Prove that this element is nonzero in a tensor product
If you consider any $\mathbb{Z}$-module $M$ and its torsion part $t(M)$, we have the exact sequence $$ 0\to t(M)\to M\to M/t(M)\to0 $$ that, tensored with $\mathbb{Q}$, says $$ \mathbb{Q}\otimes_{\mathbb{Z}}M\cong\mathbb{Q}\otimes_{\mathbb{Z}}M/t(M) $$ So, if $1\otimes x=0$ in $\mathbb{Q}\otimes_{\mathbb{Z}}M$ (for some $x\in M$), then also $1\otimes\pi(x)=0$ in $\mathbb{Q}\otimes_{\mathbb{Z}}M/t(M)$ (for $\pi\colon M\to M/t(M)$ the canonical map).

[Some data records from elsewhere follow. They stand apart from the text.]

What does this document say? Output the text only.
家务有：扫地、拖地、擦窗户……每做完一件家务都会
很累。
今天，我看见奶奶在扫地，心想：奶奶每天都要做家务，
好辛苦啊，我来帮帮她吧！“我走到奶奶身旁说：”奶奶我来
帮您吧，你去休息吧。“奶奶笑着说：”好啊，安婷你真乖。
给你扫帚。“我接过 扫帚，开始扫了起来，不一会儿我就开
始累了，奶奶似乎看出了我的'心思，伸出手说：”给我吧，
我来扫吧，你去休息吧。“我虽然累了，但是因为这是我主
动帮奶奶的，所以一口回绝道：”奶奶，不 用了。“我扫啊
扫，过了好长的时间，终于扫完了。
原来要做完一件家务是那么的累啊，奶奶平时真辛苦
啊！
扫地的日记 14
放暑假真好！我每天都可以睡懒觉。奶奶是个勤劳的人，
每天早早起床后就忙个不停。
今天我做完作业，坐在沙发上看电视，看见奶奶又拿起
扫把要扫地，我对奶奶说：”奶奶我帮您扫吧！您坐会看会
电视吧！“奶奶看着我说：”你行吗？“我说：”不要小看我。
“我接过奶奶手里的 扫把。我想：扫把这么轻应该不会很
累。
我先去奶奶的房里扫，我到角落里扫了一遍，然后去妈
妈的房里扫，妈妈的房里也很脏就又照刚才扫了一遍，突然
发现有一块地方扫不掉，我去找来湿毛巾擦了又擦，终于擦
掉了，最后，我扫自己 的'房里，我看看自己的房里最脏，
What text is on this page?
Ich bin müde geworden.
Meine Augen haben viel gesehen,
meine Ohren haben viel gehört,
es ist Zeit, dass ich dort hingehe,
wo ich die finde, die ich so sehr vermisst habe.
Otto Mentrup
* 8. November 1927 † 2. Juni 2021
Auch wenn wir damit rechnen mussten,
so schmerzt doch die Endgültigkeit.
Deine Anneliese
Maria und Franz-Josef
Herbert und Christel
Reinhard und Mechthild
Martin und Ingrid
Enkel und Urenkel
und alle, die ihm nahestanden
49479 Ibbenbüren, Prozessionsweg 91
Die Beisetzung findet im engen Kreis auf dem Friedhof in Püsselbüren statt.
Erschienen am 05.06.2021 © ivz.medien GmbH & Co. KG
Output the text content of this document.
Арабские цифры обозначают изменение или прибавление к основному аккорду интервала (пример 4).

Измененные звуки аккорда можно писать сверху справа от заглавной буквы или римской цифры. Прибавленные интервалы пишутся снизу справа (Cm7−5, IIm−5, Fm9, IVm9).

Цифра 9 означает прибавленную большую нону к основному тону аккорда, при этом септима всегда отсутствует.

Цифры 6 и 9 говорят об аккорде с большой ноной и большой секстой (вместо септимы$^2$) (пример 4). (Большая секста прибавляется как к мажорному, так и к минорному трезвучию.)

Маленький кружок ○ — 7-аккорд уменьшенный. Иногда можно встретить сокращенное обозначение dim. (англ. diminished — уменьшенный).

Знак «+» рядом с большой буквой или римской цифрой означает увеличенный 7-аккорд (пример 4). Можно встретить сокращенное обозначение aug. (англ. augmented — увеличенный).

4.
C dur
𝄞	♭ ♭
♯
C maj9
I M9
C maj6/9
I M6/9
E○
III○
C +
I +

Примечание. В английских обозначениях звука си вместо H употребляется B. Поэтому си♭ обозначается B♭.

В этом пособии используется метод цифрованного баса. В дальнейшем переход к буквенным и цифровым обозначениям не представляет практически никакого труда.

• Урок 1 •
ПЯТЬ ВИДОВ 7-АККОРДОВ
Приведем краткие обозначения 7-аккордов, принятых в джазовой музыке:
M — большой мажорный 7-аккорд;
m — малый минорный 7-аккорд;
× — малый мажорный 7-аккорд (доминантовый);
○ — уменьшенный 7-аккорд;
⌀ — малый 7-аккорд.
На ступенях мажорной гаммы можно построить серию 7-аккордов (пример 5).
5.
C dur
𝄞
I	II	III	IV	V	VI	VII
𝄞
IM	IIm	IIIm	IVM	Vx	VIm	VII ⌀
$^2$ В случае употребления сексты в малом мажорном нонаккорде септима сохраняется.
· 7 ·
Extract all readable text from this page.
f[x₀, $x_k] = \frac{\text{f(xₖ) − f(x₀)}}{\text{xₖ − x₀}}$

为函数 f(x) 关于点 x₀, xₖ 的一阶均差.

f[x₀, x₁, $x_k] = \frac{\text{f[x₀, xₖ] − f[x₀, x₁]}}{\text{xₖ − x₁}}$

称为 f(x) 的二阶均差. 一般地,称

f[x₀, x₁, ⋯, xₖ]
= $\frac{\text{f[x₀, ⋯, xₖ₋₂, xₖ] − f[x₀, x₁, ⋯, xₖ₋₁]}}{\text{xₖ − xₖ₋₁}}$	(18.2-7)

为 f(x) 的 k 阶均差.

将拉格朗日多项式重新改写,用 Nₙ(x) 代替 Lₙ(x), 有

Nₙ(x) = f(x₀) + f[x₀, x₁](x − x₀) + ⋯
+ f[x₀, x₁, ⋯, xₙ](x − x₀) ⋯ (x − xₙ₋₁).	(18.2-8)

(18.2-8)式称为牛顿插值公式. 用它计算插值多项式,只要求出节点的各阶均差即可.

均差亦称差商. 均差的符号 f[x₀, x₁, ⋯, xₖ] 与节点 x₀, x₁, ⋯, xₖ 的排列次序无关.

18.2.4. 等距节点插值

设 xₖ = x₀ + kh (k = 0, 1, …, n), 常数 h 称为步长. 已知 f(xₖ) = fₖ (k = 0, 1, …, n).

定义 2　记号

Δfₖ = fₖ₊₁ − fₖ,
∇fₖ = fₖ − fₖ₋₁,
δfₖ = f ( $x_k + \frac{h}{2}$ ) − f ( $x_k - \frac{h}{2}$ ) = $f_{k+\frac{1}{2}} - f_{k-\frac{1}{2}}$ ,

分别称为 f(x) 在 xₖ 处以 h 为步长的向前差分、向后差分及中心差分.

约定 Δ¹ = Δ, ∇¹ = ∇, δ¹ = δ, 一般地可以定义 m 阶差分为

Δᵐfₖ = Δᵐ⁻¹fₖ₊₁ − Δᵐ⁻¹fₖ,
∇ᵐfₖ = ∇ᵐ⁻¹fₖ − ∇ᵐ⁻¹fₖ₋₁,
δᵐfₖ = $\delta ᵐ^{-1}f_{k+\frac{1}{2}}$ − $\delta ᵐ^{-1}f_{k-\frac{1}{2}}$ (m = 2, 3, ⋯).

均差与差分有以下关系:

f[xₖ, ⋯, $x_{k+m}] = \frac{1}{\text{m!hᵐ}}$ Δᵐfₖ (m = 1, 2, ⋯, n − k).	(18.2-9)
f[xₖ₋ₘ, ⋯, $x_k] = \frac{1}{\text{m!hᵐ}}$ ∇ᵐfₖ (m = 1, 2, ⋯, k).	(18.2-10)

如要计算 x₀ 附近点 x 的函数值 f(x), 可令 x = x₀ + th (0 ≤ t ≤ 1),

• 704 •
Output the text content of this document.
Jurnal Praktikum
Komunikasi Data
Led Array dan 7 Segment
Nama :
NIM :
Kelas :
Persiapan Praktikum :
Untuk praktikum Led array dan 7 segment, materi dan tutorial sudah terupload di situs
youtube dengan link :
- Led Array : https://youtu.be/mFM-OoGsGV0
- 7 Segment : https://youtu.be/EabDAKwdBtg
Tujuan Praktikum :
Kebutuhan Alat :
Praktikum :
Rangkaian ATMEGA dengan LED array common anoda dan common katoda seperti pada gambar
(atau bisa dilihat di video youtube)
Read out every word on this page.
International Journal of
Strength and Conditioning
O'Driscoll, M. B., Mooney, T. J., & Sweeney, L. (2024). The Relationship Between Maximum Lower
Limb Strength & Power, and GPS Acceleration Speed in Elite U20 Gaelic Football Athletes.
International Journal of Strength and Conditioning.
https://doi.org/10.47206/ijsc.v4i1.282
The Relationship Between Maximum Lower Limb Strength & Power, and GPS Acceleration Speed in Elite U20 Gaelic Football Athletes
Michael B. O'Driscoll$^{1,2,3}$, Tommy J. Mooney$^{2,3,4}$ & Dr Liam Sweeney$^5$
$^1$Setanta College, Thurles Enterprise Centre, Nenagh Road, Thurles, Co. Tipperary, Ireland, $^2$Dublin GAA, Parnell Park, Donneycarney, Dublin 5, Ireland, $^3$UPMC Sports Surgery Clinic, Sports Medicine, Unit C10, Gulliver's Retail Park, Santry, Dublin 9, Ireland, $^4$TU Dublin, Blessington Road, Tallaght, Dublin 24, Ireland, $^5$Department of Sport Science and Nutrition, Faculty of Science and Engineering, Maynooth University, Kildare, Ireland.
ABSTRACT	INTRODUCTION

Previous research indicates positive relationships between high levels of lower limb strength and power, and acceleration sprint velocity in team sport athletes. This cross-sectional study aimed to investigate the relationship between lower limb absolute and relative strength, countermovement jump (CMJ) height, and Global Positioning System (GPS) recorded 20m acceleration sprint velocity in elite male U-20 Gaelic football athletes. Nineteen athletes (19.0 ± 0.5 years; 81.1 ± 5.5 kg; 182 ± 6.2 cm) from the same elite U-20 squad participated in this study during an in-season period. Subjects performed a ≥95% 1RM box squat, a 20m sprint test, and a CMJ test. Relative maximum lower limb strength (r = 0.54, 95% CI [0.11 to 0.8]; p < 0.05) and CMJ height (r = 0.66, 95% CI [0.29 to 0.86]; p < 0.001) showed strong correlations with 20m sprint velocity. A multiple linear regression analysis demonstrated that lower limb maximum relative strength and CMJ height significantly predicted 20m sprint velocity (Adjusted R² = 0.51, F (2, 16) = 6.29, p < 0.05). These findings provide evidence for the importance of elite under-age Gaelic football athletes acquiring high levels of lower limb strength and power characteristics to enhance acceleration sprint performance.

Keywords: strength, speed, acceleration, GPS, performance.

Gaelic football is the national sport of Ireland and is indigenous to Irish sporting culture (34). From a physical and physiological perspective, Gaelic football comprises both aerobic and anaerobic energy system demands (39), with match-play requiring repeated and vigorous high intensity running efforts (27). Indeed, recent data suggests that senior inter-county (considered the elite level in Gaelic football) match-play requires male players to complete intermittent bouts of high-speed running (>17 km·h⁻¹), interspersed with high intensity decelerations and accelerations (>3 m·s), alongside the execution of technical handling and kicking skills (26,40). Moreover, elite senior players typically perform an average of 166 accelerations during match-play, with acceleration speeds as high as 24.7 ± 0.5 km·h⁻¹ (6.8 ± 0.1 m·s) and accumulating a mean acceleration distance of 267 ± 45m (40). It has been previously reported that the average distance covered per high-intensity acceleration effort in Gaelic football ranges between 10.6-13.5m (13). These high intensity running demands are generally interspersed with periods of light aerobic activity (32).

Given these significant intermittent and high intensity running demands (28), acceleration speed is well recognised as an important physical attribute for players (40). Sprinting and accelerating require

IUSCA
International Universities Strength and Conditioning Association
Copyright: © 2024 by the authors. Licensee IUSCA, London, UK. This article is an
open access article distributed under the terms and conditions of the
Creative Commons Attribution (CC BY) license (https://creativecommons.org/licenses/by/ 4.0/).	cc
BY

Now, if $N$ is torsion-free and $y\in N$, $y\ne0$, then $1\otimes y\ne0$ in $\mathbb{Q}\otimes_{\mathbb{Z}}N$, because the map $$ N\to\mathbb{Q}\otimes_{\mathbb{Z}}N,\qquad y\mapsto 1\otimes y $$ is injective.
Note that the first part uses the fact that $\mathbb{Q}$ is divisible (so tensoring with it kills the torsion part); the second part uses that $\mathbb{Q}$ is torsionfree, so flat over $\mathbb{Z}$.
In your case, the element $(1,1,\dotsc)$ has infinite order in $M=\prod_{n>0}\mathbb{Z}/n\mathbb{Z}$, so it goes to a nonzero element in the quotient $M/t(M)$.
Here is an alternative approach which however only works for tensor products that can be considered as localizations: If $R$ is a commutative ring and $S\subset R$ is a multiplicative subset of $R$, then given any $R$-module $M$ the $R_S$-module $R_S\otimes_R M$ together with the map $M\to R_S\otimes_R M$, $m\mapsto 1\otimes m$, is a localization of $M$ at $S$. However, you know that the localization can also be defined as $S^{-1} M$ by taking as elements the equivalence classes of formal fractions $\frac{m}{s}$ with $s\in S$ and $m\in M$ under the relation $\frac{m_0}{s_0} = \frac{m_1}{s_1}:\Leftrightarrow t s_1 m_0 = t s_0 m_1$ for some $t\in S$, together with the map $M\to S^{-1}M$ sending $m$ to $\frac{m}{1}$. By uniqueness of localization, these two approaches are uniquely isomorphic over $R_S$ in a way compatible with the morphisms from $M$ - in particular, given $m\in M$, we have $1\otimes m=0$ in $R_S\otimes_R M$ if and only if there exists some $t\in S$ such that $tm=0$.
This applies to $R := {\mathbb Z}$, $S := {\mathbb Z}\setminus\{0\}$ (so that $R_S = {\mathbb Q}$), proving that the kernel of $M\to M\otimes_{\mathbb Z}{\mathbb Q}$ is precisely the torsion subgroup of $M$. Since in your example the element $(1,1,...)\in\prod\limits_{n\geq 2}{\mathbb Z}/n{\mathbb Z}$ is not torsion, it does therefore not vanish under the localization map to ${\mathbb Q}\otimes_{\mathbb Z}\prod\limits_{n\geq 2}{\mathbb Z}/n{\mathbb Z}$.